The Endless Drama of the Cuban Rafters, Where Are the Causes?

Cuban rafters intercepted by the US Coast Guard October, 2020. Photo Coast Guard

Miriam Celaya, Cubanet, 8 June 2021 —  On January 12th, 2017, when Barack Obama, the then outgoing president, repealed the dry feet/wet feet policy that had been in force since 1995 — a result of immigration agreements between the US and Cuba after the Balseros Crisis (1994) — Cuban authorities considered that decision as “an important step” for the advancement of relations between both governments. In addition, Raúl Castro, then Cuban president, gave himself credit for the event as a result of the secret negotiations that his government had held with the northern neighbor for more than a year.

It should be noted that, though years ago the Cuban side had accepted in principle the conditions proposed by the Clinton administration regarding the return of migrants who were intercepted at sea, it had previously refused to do so. Since 1995, the Cuban dictatorship had insistently spoken out against the existence of that policy that, it claimed, encouraged illegal migrations from the Island, putting the lives of thousands of Cubans at risk while causing a “brain drain.”

For their part, Cubans living in and outside of Cuba reacted virulently against what they considered Obama’s flagrant betrayal, despite the fact that visas had multiplied under his government and that the entry of Cuban migrants to the US had increased, especially since the announcement of the reestablishment of relations between our two countries raised the fear — not entirely unfounded — of losing the immigration privileges Cubans had enjoyed, including the Adjustment Act, in force since 1966.

As a reference, it should be noted that in fiscal year 2015-2016 alone, about 47,000 Cubans arrived in the United States, doubling the number who had arrived in the previous fiscal year.

But, although the repeal of the wet-foot/dry-foot policy meant a severe setback for tens of thousands of Cubans, whose maximum aspiration was (and is) to settle in the United States, and despite the fact that the first impact, while not eliminating it completely, did manage to considerably reduce the flow of rafters from Cuba, the truth is that, since the beginning of 2021, the trend of escaping from Cuba by sea is increasing.

Figures don’t lie. In 2018, a total of 259 Cubans were intercepted at sea, while the figure rose to 313 in 2019. In 2020 — at the start of the pandemic — there was a pause, when only 49 Cubans were captured in their vessels, while so far in 2021 that number has increased more than six times, with 323 rafters trapped so far.

The drama of this migratory flow is accompanied by a heavy dose of tragedy and death, which is why it continues to make headlines in numerous international media. The shipwreck of a boat with 20 Cubans on board was recently revealed. Two of them were found dead, floating at sea, 10 disappeared and only eight survived, rescued by US Coast Guard vessels, so that, eventually, the culmination of their sacrifice will be to face almost certain deportation to Cuba.

The increase in the illegal exodus by sea despite the fact that Cubans no longer have the prerogative that allowed them to remain in the United States legally and access permanent residence just by being able to touch that country’s territory (dry feet), and the evidence that they prefer to assume the uncertainty of living under undocumented status, just like the rest of the millions of illegal immigrants of other nationalities in that great nation, confirm that the causes that also compel Cubans to face the dangerous journey by sea, risking their lives in pursuit of a dream that not everyone manages to achieve, rest exclusively on the failure of the sociopolitical system imposed in Cuba more than six decades ago, in the permanent economic crisis derived from it, in the absence of freedoms and rights, as well as the repression inherent to the dictatorial regime.

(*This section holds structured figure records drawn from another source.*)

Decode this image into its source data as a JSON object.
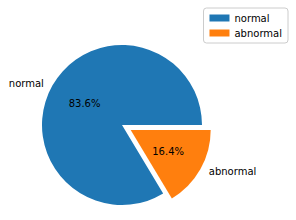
{
  "chart_data": {
    "type": "pie",
    "categories": [
      "normal",
      "abnormal"
    ],
    "values": [
      83.6,
      16.4
    ],
    "value_labels": [
      "83.6%",
      "16.4%"
    ],
    "colors": [
      "#1f77b4",
      "#ff7f0e"
    ],
    "data_labels": true,
    "legend": "upper right"
  }
}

Meanwhile, against the grain of the most elementary common sense that indicates that no one would escape from a country where everything is fine, where a Revolution was “made for the humble,” where social justice prevails and opportunities for a better life abound, Cuban authorities, alienated to the reality that is revealed before everyone’s  eyes, and with its intrinsic cynicism, continue to point to the Adjustment Act, the embargo and the “provocations” of the different US administrations as the causes that motivate the escapes.

But the indisputable truth is that the Cuban rafters, hostages of politics on both sides of the Straits of Florida and a bone of contention between extreme positions, are a direct result of the Castro Regime. It’s a sad chapter, unknown to our pre-1959 history. The escapes have existed since the first years of the “Revolution,” the rafters crossed the waters of the Florida Strait even before the existence of the Adjustment Act and the policy of wet-foot/dry-foot, and they will continue to exist and surrender to the uncertain fate of the unpredictable Caribbean as long as there is a dictatorship that prevents all of us from manufacturing our own dream of prosperity and democracy in Cuba. There is no alternative.